King Filip to make do without e-signature

Parliament has had to fast-track legislation to allow Crown Prince Filip to sign all new legislation with two versions of his name when he becomes king on Sunday. The crown prince's name is written 'Filip' in Dutch, but 'Philippe' in French.

All draft legislation in Belgium has to be signed by the monarch for it to be able to pass into law.

The problem of the two signatures did not exist during King Albert's reign as his name is written in the same way in both languages.

King Filip will be able to sign the Dutch version of legislation by 'Filip' and the French texts by 'Philippe' once the legislation has completed its road through parliament, despite the fact that the crown prince is only called Philippe on his birth certificate.

The far right Vlaams Belang party was the only group to oppose the legislation. Gerolf Annemans told lawmakers that this was the first of a series of performances of amateur theatre that would be performed in coming days.

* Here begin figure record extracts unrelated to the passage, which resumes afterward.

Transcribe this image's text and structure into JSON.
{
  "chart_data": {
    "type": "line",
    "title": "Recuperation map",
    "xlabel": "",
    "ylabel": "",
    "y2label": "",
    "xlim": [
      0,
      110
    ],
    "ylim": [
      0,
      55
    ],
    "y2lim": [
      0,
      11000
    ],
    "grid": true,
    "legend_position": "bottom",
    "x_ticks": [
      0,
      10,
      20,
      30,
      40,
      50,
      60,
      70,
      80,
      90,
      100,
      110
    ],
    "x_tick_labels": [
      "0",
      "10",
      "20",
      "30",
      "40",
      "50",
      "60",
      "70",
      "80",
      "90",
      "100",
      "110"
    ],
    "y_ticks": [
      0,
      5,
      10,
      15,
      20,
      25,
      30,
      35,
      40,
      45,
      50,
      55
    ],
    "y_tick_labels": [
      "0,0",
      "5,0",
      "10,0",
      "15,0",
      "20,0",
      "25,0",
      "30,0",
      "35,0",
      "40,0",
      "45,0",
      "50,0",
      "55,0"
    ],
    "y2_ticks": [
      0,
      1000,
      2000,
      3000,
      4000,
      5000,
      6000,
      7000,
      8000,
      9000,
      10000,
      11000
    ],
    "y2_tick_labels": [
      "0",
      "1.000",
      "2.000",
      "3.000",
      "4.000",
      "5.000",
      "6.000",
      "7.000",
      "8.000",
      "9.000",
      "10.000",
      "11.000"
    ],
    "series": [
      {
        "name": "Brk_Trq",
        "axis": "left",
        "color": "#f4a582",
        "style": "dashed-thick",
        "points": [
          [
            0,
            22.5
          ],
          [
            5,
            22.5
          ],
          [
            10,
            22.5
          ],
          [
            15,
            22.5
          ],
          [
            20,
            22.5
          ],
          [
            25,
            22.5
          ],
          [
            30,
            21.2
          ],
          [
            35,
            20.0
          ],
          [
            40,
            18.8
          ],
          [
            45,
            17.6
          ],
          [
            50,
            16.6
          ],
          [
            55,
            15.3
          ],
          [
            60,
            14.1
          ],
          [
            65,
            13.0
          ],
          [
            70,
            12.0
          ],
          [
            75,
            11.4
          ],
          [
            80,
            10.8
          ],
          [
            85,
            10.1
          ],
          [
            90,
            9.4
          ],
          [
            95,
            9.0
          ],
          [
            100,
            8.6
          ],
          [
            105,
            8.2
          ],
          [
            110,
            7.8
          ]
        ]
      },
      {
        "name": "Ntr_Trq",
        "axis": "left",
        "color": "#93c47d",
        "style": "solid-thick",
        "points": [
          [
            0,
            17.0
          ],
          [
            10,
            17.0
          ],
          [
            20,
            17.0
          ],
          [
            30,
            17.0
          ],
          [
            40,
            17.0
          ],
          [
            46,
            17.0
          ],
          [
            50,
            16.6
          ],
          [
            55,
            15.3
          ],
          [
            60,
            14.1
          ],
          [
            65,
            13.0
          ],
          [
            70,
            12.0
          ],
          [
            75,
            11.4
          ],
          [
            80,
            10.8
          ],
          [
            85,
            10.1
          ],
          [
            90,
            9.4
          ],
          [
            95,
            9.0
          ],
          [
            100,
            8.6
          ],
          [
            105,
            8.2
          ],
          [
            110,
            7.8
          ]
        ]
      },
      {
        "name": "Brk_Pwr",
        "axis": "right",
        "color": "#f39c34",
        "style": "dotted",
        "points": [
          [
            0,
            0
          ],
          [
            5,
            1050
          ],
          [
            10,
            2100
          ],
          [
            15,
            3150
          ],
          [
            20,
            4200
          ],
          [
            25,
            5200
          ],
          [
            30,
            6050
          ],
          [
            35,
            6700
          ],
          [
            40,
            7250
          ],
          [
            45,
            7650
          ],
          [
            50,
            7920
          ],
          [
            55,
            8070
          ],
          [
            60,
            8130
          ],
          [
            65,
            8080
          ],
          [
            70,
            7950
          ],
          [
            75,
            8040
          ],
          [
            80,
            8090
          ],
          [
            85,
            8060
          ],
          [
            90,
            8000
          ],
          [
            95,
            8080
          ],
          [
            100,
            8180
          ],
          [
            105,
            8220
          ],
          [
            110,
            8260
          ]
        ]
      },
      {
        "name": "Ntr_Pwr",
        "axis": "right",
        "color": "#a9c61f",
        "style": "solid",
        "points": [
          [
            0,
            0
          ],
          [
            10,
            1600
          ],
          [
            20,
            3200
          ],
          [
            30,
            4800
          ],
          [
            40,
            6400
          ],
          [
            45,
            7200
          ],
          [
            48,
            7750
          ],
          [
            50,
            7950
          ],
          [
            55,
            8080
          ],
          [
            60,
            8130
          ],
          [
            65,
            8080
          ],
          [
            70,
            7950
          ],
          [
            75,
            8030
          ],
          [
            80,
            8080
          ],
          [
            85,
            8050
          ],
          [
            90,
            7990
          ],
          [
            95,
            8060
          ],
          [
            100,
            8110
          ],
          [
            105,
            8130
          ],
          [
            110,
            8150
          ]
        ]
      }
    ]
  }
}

The Flemish nationalist N-VA tabled an amendment that if adopted would have allowed the new monarch to put an electronic signature under Belgian legislation. N-VA's Kristien Van Vaerenbergh: "Last year it cost 60,000 euros to allow documents to travel after King Albert to countries including France, Italy and Croatia."

Justice Minister Turtelboom said that the matter would be examined, but she objected to the fast-track procedure being used in this instance. The amendement was thrown out.